Lung epithelial cell death is critical to the lung injury that occurs in the acute respiratory distress syndrome. It is known that FasL plays a prominent role in this lung cell death pathway and may work in part through activation of the receptor interacting protein-2 (RIP2). RIP2 is serine/threonine kinase with a C-terminal caspase activation and recruitment domain (CARD). This CARD contains a highly conserved, predicted tyrosine phosphorylation site. Thus, involvement of tyrosine phosphorylation in the CARD domain of RIP2 may play a critical role in Fas-mediated apoptosis in the human lung immune system. To test this hypothesis, human lung epithelial cells (BEAS-2B) were induced to undergo cell death in response to the Fas agonist antibody CH11 with and without manipulation of endogenous RIP2 concentrations. We show that CH11 increases lung epithelial cell death in a dose-dependent manner as determined by LDH release and nuclear condensation.
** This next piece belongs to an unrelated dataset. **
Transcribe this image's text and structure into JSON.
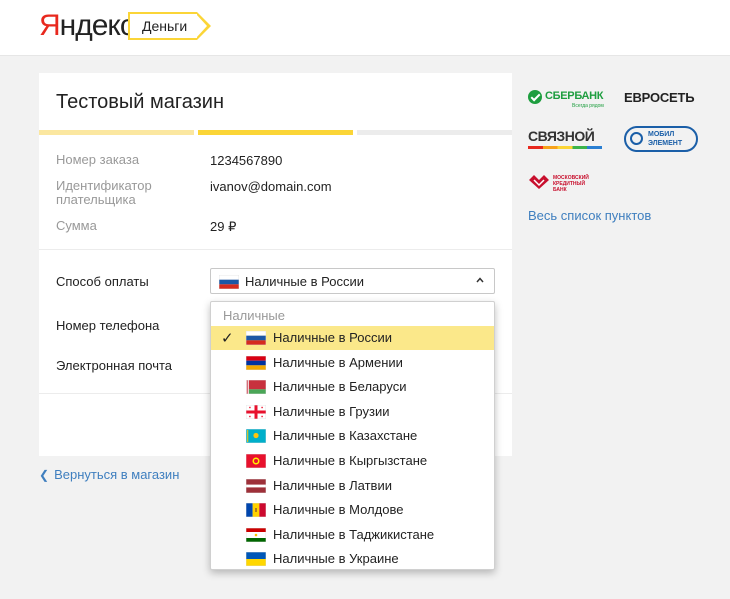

Fas-induced LDH release was inhibited by RIP2 knock-down. Reduced levels of RIP2 in BEAS-2B cells after treatment with RIP2 siRNA were confirmed by immunoblot. Overexpression of RIP2 in BEAS-2B cells synergized with Fas ligand-induced LDH release in a dose-dependent manner. Finally, mutation of the tyrosine phosphorylation site in CARD of RIP2 protected BEAS-2B cells from Fas ligand induced cell death. Thus RIP2's CARD tyrosine phosphorylation may represent a new therapeutic target to promote the survival of human lung epithelial cells in disorders that lead to acute lung injury and ARDS.